La prévoyance vieillesse s’est muée en un champ d’activité économique en plein essor. En ce sens, les attaques contre l’AVS – où les prestataires comme les caisses de pensions, les banques ou les assurances ne gagnent rien – ne sont pas nouvelles ni surprenantes. Ce qui est nouveau, c’est la virulence. La première attaque concrète vient de la réforme AVS 21 : il ne s’agit ni plus ni moins d’un démantèlement de l’AVS au détriment des femmes. Tout comme la réforme du 2e pilier voulue par les banques et les assurances, qui implique des baisses de rentes massives. Ce n’est pas tout : les employeurs et les partis de la droite et du centre veulent relever l’âge de la retraite à 67 ans pour tout le monde. Mais en réalité, c’est « faites ce je dis, pas ce je fais » : car les personnes qui peuvent se le permettre prennent, elles, leur retraite plus tôt. En effet, il est piquant de constater que la branche du crédit et des assurances affiche un taux de retraite anticipée de 50 % plus élevé que la moyenne générale en Suisse. L’USS entend bien combattre toutes ces détériorations. Avec des rentes du 2e pilier en baisse, il faut plus d’AVS, et non pas moins.

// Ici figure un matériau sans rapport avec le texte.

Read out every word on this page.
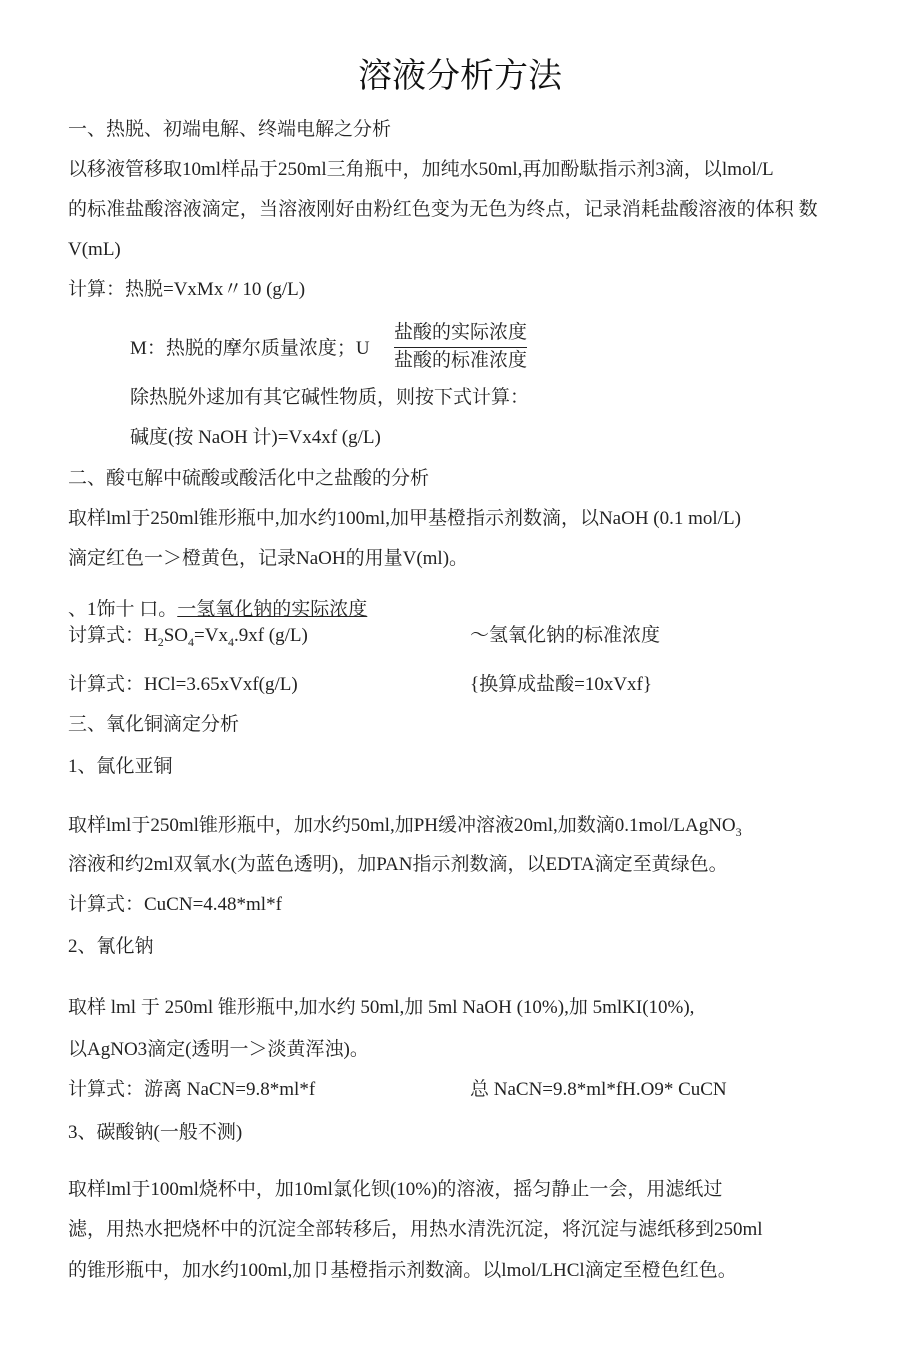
溶液分析方法
一、热脱、初端电解、终端电解之分析
以移液管移取10ml样品于250ml三角瓶中，加纯水50ml,再加酚駄指示剂3滴，以lmol/L
的标准盐酸溶液滴定，当溶液刚好由粉红色变为无色为终点，记录消耗盐酸溶液的体积 数
V(mL)
计算：热脱=VxMx〃10 (g/L)
M：热脱的摩尔质量浓度；U
盐酸的实际浓度
盐酸的标准浓度
除热脱外逑加有其它碱性物质，则按下式计算：
碱度(按 NaOH 计)=Vx4xf (g/L)
二、酸屯解中硫酸或酸活化中之盐酸的分析
取样lml于250ml锥形瓶中,加水约100ml,加甲基橙指示剂数滴，以NaOH (0.1 mol/L)
滴定红色一＞橙黄色，记录NaOH的用量V(ml)。
、1饰十 口。一氢氧化钠的实际浓度
讨算式：$H_2SO_4=Vx_4.9xf$ (g/L)	～氢氧化钠的标准浓度
计算式：HCl=3.65xVxf(g/L)	{换算成盐酸=10xVxf}
三、氧化铜滴定分析
1、氤化亚铜
取样lml于250ml锥形瓶中，加水约50ml,加PH缓冲溶液20ml,加数滴0.1mol/LAgNO$_3$
溶液和约2ml双氧水(为蓝色透明)，加PAN指示剂数滴，以EDTA滴定至黄绿色。
计算式：CuCN=4.48*ml*f
2、氰化钠
取样 lml 于 250ml 锥形瓶中,加水约 50ml,加 5ml NaOH (10%),加 5mlKI(10%),
以AgNO3滴定(透明一＞淡黄浑浊)。
计算式：游离 NaCN=9.8*ml*f	总 NaCN=9.8*ml*fH.O9* CuCN
3、碳酸钠(一般不测)
取样lml于100ml烧杯中，加10ml氯化钡(10%)的溶液，摇匀静止一会，用滤纸过
滤，用热水把烧杯中的沉淀全部转移后，用热水清洗沉淀，将沉淀与滤纸移到250ml
的锥形瓶中，加水约100ml,加卩基橙指示剂数滴。以lmol/LHCl滴定至橙色红色。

Améliorer les revenus des gens ordinaires et diminuer le chômage
D’un point de vue de politique économique, l’USS estime que les mesures suivantes doivent être prioritaires en 2022 :
- En matière de politique des revenus et de politique fiscale, des améliorations sont nécessaires pour les ménages à bas ou moyen revenu, et non des baisses d’impôt pour les plus riches. Les presque 3 milliards de francs de baisses d’impôts prévus doivent plutôt être affectés aux réductions des primes-maladie.

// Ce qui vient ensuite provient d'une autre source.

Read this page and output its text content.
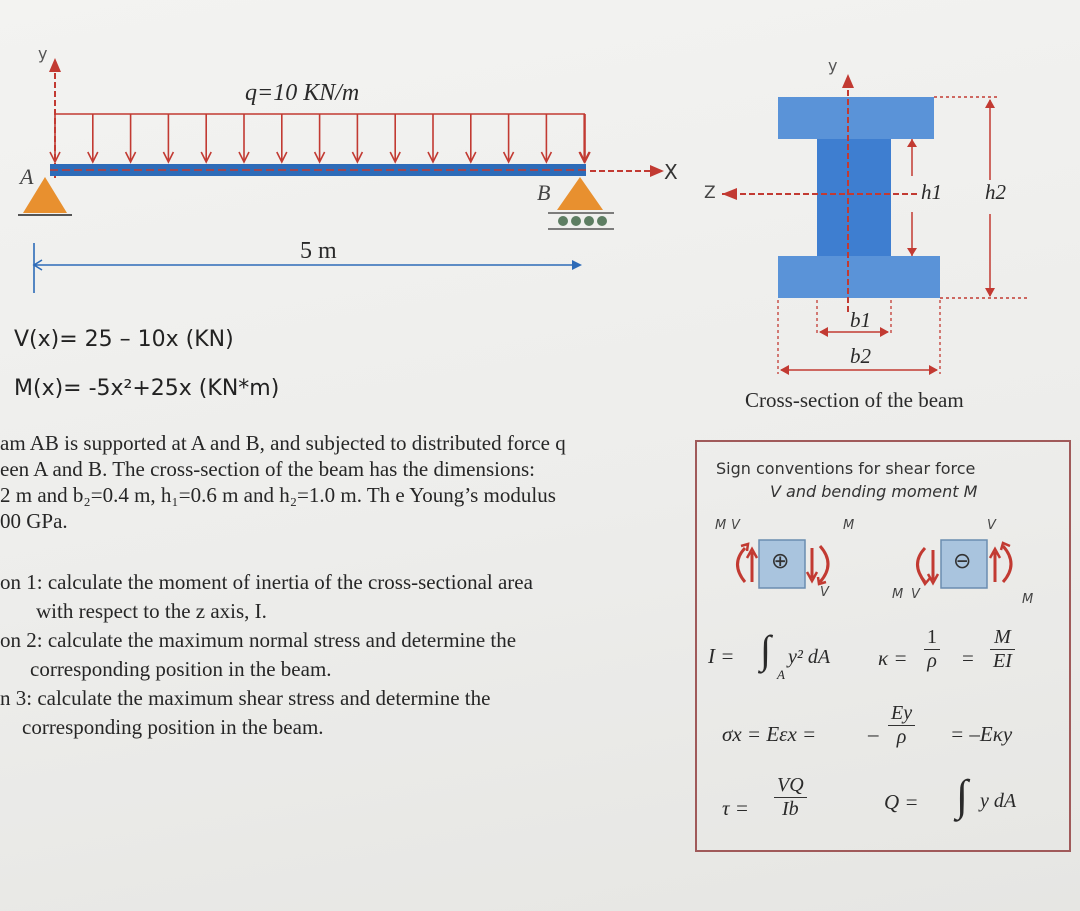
y
q=10 KN/m
A
B
X
5 m
y
Z	h1 h2
b1
b2
Cross-section of the beam
V(x)= 25 – 10x (KN)
M(x)= -5x²+25x (KN*m)
am AB is supported at A and B, and subjected to distributed force q
een A and B. The cross-section of the beam has the dimensions:
2 m and b₂=0.4 m, h₁=0.6 m and h₂=1.0 m. Th e Young’s modulus
00 GPa.
on 1: calculate the moment of inertia of the cross-sectional area
with respect to the z axis, I.
on 2: calculate the maximum normal stress and determine the
corresponding position in the beam.
n 3: calculate the maximum shear stress and determine the
corresponding position in the beam.
Sign conventions for shear force
V and bending moment M
⊕	⊖
M V	M
V	M V
V
M
I = ∫
A
y² dA $\kappa = \frac{1}{\rho} = \frac{M}{EI}$
σx = Eεx = – $\frac{Ey}{\rho} = -E\kappa y$
$\tau = \frac{VQ}{Ib}$	Q = ∫ y dA
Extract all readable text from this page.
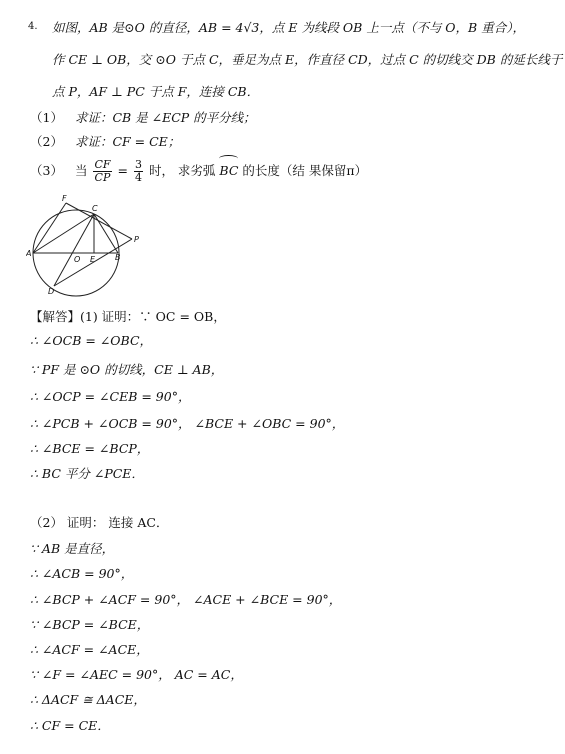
4. 如图，AB 是⊙O 的直径，AB = 4√3，点 E 为线段 OB 上一点（不与 O，B 重合），
作 CE ⊥ OB，交 ⊙O 于点 C，垂足为点 E，作直径 CD，过点 C 的切线交 DB 的延长线于
点 P，AF ⊥ PC 于点 F，连接 CB．
（1） 求证：CB 是 ∠ECP 的平分线；
（2） 求证：CF = CE；
（3） 当 $\frac{CF}{CP} = \frac{3}{4}$ 时， 求劣弧 BC 的长度（结 果保留π）
F
C
P
A
O E B
D
【解答】(1) 证明：∵ OC = OB，
∴ ∠OCB = ∠OBC，
∵ PF 是 ⊙O 的切线，CE ⊥ AB，
∴ ∠OCP = ∠CEB = 90°，
∴ ∠PCB + ∠OCB = 90°， ∠BCE + ∠OBC = 90°，
∴ ∠BCE = ∠BCP，
∴ BC 平分 ∠PCE．
（2） 证明： 连接 AC．
∵ AB 是直径，
∴ ∠ACB = 90°，
∴ ∠BCP + ∠ACF = 90°， ∠ACE + ∠BCE = 90°，
∵ ∠BCP = ∠BCE，
∴ ∠ACF = ∠ACE，
∵ ∠F = ∠AEC = 90°， AC = AC，
∴ ΔACF ≅ ΔACE，
∴ CF = CE．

- Il faut combattre plus systématiquement la surévaluation du franc. En effet, à cause du franc trop cher, le taux de chômage au sens du BIT (personnes en recherche d’emploi, mais pas forcément inscrites auprès d’un ORP) se situe à 5 % en Suisse, soit nettement plus qu’en Allemagne (3,3 %). Si la Banque centrale européenne (BCE) venait à normaliser sa politique monétaire, la BNS peut attendre avant de remonter ses propres taux d’intérêts.
- Les plus de 60 ans doivent être mieux aidés dans leur recherche d’emploi via les ORP, comme c’était prévu dans le programme d’impulsion de l’initiative de limitation (initiative « Pour une immigration modérée »).

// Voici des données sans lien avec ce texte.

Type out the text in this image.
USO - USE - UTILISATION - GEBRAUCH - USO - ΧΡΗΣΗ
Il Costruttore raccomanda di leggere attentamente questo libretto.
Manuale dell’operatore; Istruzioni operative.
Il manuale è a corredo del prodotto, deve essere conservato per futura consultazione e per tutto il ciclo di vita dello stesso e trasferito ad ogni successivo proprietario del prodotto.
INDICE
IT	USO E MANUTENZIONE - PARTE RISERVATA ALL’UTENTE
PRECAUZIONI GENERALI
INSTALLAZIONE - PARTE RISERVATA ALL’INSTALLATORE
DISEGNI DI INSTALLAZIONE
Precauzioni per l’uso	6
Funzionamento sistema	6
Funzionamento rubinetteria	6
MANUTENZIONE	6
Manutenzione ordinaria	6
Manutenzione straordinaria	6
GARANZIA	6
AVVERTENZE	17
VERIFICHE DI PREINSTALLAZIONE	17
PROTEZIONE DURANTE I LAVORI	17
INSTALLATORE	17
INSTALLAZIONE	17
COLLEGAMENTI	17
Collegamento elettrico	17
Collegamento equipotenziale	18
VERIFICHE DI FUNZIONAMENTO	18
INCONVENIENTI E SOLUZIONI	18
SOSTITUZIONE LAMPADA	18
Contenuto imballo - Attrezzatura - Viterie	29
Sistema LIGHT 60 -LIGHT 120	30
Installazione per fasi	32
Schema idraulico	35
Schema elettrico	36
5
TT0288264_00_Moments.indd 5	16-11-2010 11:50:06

- Il faut une augmentation générale des salaires et enfin un 13e salaire pour tout le monde.
- Des conventions collectives de travail (CCT) qui fixent des salaires minimums décents et des conditions de travail de qualité sont nécessaires dans toutes les branches. Il faudra se pencher en particulier sur les branches en plein essor, dont les conditions de travail sont problématiques, comme c’est le cas pour les services de coursier.
- Compte tenu de la propagation actuelle du variant Omicron, le Conseil fédéral doit prolonger sans interruption les garanties de salaire dans le chômage partiel. Si le système de tests et de traçage venait à être surchargé, la priorité doit être placée sur les personnes vulnérables.